|Home | About | Journals | Submit | Contact Us | Français|
Truncated receptor ectodomains have been described for several classes of cell surface receptors, including those that bind to growth factors, cytokines, immunoglobulins, and adhesion molecules. Soluble receptor isoforms are typically generated by proteolytic cleavage of the cell surface receptor or by alternative splicing of RNA transcripts arising from the same gene encoding the full-length receptor. Both the epidermal growth factor receptor (EGFR) and the insulin receptor (INSR) families produce soluble receptor splice variants in vertebrates and truncated forms of insulin receptor-like sequences have previously been described in Drosophila. The EGFR and INSR ectodomains share significant sequence homology with each other suggestive of a common evolutionary origin. We discovered novel truncated insulin receptor-like variants in several arthropod species. We performed a phylogenetic analysis of the conserved extracellular receptor L1 and L2 subdomains in invertebrate species. While the segregation of insulin receptor-like L1 and L2 domains indicated that an internal domain duplication had occurred only once, the generation of truncated insulin receptor-like sequences has occurred multiple times. The significance of this work is the previously unknown and widespread occurrence of truncated isoforms in arthropods, signifying that these isoforms play an important functional role, potentially related to such isoforms in mammals.
The insulin receptor is a plasma membrane tyrosine kinase receptor that binds insulin and has a vital function in blood glucose homeostasis regulation (De Meyts 2004).

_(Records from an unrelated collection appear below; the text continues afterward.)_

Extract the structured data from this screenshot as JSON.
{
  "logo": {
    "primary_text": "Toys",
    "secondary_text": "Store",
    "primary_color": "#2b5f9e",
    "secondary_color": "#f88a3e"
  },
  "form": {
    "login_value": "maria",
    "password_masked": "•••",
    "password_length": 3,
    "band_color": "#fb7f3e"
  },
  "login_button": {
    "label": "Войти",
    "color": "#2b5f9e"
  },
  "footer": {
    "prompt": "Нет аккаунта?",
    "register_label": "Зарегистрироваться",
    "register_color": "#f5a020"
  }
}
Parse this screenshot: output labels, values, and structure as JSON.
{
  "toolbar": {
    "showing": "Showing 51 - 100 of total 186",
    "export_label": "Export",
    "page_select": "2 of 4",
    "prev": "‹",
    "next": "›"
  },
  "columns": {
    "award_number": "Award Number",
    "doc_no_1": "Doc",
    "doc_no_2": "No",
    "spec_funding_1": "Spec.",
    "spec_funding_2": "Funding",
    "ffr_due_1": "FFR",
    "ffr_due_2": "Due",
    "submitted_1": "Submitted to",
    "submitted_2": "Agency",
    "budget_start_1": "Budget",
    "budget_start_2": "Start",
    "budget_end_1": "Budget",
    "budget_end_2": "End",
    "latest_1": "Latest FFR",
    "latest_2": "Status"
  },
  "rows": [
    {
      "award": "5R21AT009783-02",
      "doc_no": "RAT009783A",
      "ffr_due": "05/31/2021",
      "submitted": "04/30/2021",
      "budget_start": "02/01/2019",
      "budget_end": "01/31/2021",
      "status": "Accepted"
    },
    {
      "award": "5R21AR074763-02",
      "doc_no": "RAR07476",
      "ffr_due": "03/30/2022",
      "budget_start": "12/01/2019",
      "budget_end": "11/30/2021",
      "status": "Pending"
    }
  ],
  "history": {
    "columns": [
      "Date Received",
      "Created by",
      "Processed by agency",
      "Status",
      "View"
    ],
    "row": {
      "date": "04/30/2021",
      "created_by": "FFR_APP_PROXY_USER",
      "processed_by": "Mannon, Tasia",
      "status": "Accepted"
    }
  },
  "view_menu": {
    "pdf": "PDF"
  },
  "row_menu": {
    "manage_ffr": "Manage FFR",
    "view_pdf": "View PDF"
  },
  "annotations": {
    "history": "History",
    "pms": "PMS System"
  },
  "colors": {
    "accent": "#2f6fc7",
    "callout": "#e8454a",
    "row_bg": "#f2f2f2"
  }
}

The evolutionary history of the insulin receptor is particularly interesting because it spans a central portion of the tree of life, which coincides with a long gap in genome availability. The evolution of this vital receptor started in marine sponges (Skorokhod et al 1999), and underwent duplications in amphibians (Hernandez-Sanchez et al., 2008; Renteria et al., 2008), forming the insulin receptor-related receptor (INSRR) and the insulin-like growth factor 1 receptor (IGF1R). INSR was, unlike many other expanded receptor families and their ligands (Daza et al 2011), apparently skipped over (Collins et al 2012) during rounds 1 and 2 (R1 and R2) of the whole genome duplication events (Kuraku et al 2009). However, both insulin and EGF receptors appear to have undergone teleost-specific genome duplication (Laisney et al 2010).
The Drosophila melanogaster (Diptera: Drosophilidae) genome contains seven insulin-like peptide genes (Ilp1–7), but interestingly only one insulin receptor (“InR” – using the species-specific nomenclature) homolog. With this in mind, Pietrokovski and Shilo (2001) used bioinformatic methods to search for new signaling components within the Drosophila genome. Remarkably, they reported two genes that appear to encode truncated forms of the insulin receptor, displaying 32–45% identity to InR in the receptor L domains. These genes, CG3837 and CG10702, lack the conserved insulin receptor cytoplasmic tyrosine kinase domains, but contain the extracellular L1, cysteine-rich and L2 domains. In addition, CG10702 possesses a transmembrane domain, while CG3837 seems to encode a secreted protein. The overall amino acid similarity between CG3837 and CG10702 is only 25%. The authors hypothesized that these proteins could possibly inhibit insulin signaling by sequestering the various insulin-like peptides (Ilps), analogous to Argos function on EGFR ligands in fly (Klein et al., 2008), or potentially modulate signaling by cooperating with other receptors. What has not been clarified is the conservation of these genes within the class Insecta, or whether vertebrates produce similar truncated insulin receptor-like proteins.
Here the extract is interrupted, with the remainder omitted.